I'll Bore y'all again ,,,, WOLVERINE BRASS !!!


----------



## ChrisConnor (Dec 31, 2009)

> *Do all Moen products consist of one standard of quality regardless of whether the distributor is a retail or wholesale supplier?*
> Moen's production line does not differentiate between wholesale and retail models. There is only one grade of brass, only one grade of cartridge and only one grade of warranty coverage–the best. *While the numbering system for Moen's wholesale distributors and retail distributors may vary and subtle installation and trim differences may exist. These may include, but are not limited to, packaging, threaded or slip-fit style tub spouts and metallic or non-metallic drain assemblies.* The quality and limited lifetime warranty against leaks, drips, materials, and workmanship remain the same for all of our products. http://www.moen.com/consumer-support/faq


That's been the thing with the Box store Moens, the trim is crap and affects the function of the product.

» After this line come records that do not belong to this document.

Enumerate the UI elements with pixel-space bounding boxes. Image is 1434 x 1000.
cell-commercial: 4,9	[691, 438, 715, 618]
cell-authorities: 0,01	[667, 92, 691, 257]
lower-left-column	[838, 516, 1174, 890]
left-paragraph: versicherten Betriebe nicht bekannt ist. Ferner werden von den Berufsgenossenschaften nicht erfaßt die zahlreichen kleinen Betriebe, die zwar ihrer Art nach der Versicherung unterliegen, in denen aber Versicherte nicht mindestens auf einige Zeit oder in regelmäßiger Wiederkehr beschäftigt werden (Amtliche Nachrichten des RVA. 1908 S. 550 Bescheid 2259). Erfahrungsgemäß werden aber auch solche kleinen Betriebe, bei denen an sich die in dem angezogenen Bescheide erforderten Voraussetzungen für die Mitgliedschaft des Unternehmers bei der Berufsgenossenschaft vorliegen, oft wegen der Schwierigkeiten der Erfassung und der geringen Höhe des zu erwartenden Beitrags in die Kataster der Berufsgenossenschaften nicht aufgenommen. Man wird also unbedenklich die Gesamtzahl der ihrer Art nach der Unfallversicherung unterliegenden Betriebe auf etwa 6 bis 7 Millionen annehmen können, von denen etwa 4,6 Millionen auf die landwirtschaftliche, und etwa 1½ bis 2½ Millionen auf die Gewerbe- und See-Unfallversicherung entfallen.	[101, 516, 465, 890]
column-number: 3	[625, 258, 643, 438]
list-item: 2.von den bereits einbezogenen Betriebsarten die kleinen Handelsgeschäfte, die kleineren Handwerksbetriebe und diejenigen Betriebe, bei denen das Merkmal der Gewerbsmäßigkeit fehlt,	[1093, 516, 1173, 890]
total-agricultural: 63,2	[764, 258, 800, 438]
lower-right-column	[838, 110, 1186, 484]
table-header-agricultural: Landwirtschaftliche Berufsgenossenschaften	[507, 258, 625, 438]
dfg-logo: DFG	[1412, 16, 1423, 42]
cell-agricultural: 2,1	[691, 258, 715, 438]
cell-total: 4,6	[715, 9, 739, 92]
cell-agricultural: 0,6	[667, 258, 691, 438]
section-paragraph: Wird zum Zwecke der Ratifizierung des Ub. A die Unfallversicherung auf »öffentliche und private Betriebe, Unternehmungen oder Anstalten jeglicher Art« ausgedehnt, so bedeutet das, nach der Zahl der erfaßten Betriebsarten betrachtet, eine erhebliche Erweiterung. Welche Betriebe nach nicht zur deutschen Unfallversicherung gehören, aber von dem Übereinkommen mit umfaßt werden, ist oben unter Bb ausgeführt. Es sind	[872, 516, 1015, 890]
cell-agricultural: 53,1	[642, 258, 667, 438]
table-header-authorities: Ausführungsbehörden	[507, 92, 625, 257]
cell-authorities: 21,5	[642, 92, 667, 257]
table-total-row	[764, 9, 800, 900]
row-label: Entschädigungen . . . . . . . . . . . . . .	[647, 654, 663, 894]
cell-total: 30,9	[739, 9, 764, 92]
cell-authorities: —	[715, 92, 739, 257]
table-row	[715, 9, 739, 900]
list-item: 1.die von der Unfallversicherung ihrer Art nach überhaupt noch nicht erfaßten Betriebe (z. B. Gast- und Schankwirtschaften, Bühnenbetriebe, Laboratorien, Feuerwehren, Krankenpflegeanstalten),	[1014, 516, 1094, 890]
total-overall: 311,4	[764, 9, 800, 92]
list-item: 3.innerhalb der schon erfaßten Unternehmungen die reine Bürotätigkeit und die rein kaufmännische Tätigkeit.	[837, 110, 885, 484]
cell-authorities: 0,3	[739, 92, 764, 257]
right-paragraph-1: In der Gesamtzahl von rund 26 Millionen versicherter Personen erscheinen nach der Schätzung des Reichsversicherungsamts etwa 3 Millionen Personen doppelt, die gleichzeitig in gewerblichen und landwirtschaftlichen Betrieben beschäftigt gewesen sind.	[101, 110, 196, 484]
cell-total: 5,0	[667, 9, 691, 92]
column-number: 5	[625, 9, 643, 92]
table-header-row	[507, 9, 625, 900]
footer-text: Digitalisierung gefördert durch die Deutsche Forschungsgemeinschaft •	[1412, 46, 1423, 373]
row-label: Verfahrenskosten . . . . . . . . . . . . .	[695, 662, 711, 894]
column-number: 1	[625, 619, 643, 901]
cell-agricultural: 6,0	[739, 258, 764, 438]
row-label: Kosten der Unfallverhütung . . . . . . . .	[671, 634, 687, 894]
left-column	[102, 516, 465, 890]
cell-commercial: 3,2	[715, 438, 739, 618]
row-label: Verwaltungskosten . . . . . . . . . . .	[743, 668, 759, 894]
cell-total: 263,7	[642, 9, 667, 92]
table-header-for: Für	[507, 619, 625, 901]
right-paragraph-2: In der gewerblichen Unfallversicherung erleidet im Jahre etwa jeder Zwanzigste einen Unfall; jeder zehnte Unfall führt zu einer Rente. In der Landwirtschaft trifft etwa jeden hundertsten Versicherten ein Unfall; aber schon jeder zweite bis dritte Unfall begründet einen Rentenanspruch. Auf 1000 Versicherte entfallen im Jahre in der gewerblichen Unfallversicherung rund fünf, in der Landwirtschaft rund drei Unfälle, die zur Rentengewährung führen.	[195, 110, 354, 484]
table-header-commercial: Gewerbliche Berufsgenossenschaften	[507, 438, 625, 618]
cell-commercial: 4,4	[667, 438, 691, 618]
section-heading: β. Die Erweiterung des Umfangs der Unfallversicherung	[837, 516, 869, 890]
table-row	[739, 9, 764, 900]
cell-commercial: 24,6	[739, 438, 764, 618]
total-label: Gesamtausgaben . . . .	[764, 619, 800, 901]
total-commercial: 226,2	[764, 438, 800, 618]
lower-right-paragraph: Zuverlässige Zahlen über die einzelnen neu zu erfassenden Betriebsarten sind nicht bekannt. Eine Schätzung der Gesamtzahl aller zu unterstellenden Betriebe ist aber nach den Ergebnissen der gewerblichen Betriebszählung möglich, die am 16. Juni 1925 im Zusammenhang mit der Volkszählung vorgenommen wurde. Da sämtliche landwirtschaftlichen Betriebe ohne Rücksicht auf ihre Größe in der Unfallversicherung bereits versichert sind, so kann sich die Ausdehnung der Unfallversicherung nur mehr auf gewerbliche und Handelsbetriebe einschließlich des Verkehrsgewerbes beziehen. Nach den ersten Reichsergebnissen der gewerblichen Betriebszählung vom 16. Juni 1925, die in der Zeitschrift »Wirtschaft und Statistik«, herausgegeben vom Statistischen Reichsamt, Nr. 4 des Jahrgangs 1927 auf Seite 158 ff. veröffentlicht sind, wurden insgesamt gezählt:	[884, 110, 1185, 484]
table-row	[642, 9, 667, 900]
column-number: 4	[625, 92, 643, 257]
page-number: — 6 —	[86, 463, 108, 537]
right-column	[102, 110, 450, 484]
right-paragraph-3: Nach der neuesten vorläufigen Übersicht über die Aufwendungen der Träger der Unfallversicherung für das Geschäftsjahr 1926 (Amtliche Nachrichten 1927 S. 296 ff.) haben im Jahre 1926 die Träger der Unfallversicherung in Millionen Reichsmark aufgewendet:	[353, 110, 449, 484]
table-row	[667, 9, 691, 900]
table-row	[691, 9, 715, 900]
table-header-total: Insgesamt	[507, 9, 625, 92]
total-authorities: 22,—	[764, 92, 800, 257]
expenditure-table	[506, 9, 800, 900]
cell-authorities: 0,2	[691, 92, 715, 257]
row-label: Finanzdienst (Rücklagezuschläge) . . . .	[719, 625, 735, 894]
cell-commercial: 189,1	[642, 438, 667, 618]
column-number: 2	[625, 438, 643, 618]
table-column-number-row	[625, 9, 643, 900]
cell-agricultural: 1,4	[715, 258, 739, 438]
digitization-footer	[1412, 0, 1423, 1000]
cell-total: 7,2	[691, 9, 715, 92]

Three handle tub and shower valve trim popping working loose and making the handles impossible to turn or cracked plastic pieces that hold the lavatory and kitchen faucet handles in place or keep the kitchen sink spout from leaking.
http://www.moen.com/consumer-support/faq


----------



## Redwood (Sep 8, 2008)

ChrisConnor said:


> That's been the thing with the Box store Moens, the trim is crap and affects the function of the product. Three handle tub and shower valve trim popping working loose and making the handles impossible to turn or cracked plastic pieces that hold the lavatory and kitchen faucet handles in place or keep the kitchen sink spout from leaking.
> http://www.moen.com/consumer-support/faq


Zackly!


----------



## Plumb Bob (Mar 9, 2011)

I tell my customers if they buy home cheapo fixtures its consumer grade products and if I supply fixtures they will be contractor grade and then I explain the difference. Then I let them know I will stand behind fixtures that I provide and if they provide fixtures there are no guarantees.


----------